If an HIV-positive mother-to-be maintains viral suppression throughout her entire pregnancy (including labor and delivery), as well as giving HIV medications to the baby for the first 4-6 weeks, it can reduce the risk of HIV transmission to less than 1% (2).
In addition, an HIV-positive man can still safely father a child, by ensuring that the HIV is not transmitted to his female partner. This is through keeping an undetectable viral load with ART medication. The female partner may also opt to take PrEP to further reduce the risk of catching HIV during sex.

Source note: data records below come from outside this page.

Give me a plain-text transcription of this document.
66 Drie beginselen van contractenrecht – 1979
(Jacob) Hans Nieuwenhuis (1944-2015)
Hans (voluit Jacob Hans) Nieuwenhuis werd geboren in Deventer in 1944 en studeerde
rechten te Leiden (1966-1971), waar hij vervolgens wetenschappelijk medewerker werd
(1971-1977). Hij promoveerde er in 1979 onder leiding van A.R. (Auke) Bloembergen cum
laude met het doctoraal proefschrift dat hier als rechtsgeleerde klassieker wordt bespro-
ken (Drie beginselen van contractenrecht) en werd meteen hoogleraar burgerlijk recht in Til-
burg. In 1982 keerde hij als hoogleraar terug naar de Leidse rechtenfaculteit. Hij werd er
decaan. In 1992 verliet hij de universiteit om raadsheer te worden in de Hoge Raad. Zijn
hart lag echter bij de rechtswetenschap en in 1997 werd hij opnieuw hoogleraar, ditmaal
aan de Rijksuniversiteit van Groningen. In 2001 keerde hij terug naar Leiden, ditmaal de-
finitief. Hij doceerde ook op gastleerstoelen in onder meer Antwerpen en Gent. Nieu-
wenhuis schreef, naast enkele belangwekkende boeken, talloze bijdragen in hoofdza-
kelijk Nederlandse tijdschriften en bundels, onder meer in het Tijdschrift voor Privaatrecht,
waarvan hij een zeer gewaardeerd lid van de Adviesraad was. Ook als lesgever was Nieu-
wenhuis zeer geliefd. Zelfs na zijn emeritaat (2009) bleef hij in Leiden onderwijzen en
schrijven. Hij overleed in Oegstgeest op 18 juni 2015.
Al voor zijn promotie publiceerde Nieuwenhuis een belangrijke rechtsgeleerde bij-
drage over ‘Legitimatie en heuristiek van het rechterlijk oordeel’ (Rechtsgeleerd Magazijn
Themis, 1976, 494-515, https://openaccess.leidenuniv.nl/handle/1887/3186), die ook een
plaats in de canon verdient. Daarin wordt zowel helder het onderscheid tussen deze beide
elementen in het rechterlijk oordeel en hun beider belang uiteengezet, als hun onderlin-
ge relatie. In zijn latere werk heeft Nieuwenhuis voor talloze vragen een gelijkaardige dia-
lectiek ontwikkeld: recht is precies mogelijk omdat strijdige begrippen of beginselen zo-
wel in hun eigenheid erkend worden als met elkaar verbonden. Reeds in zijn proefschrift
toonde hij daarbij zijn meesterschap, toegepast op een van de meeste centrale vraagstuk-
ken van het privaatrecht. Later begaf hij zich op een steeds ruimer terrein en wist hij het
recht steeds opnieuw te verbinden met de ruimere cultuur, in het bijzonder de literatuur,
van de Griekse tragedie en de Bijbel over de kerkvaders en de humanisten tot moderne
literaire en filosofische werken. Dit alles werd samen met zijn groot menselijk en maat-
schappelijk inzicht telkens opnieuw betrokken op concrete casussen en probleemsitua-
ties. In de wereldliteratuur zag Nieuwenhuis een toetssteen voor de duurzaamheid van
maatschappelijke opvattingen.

#10 A negative HIV test result means that I definitely don’t have HIV
Unfortunately, this is not always the case. Even with advanced laboratory testing techniques, there is still a “window period” post-exposure where an HIV-positive person will still test negative on an HIV test. This is because a certain level of the virus is required in the blood before it is detectable by HIV tests.
The 4th generation HIV test that we offer can usually detect the p24 antigen from HIV within 18–45 days weeks post-exposure. However, in some cases, an HIV infection may not be detected from a finger-prick blood sample until 90 days post-exposure. Therefore, a false-negative test result may occur within the first three months. Retesting after three months is recommended.
If a potential exposure is suspected, post-exposure prophylaxis (PEP) is available as an emergency medication to reduce the risk of infection. This must be started within 72 hours of exposure to be effective.
Although there are still many common misconceptions about HIV, the good news is that it is now a very treatable disease, and most infected people can live long, productive lives using adequate antiretroviral medication.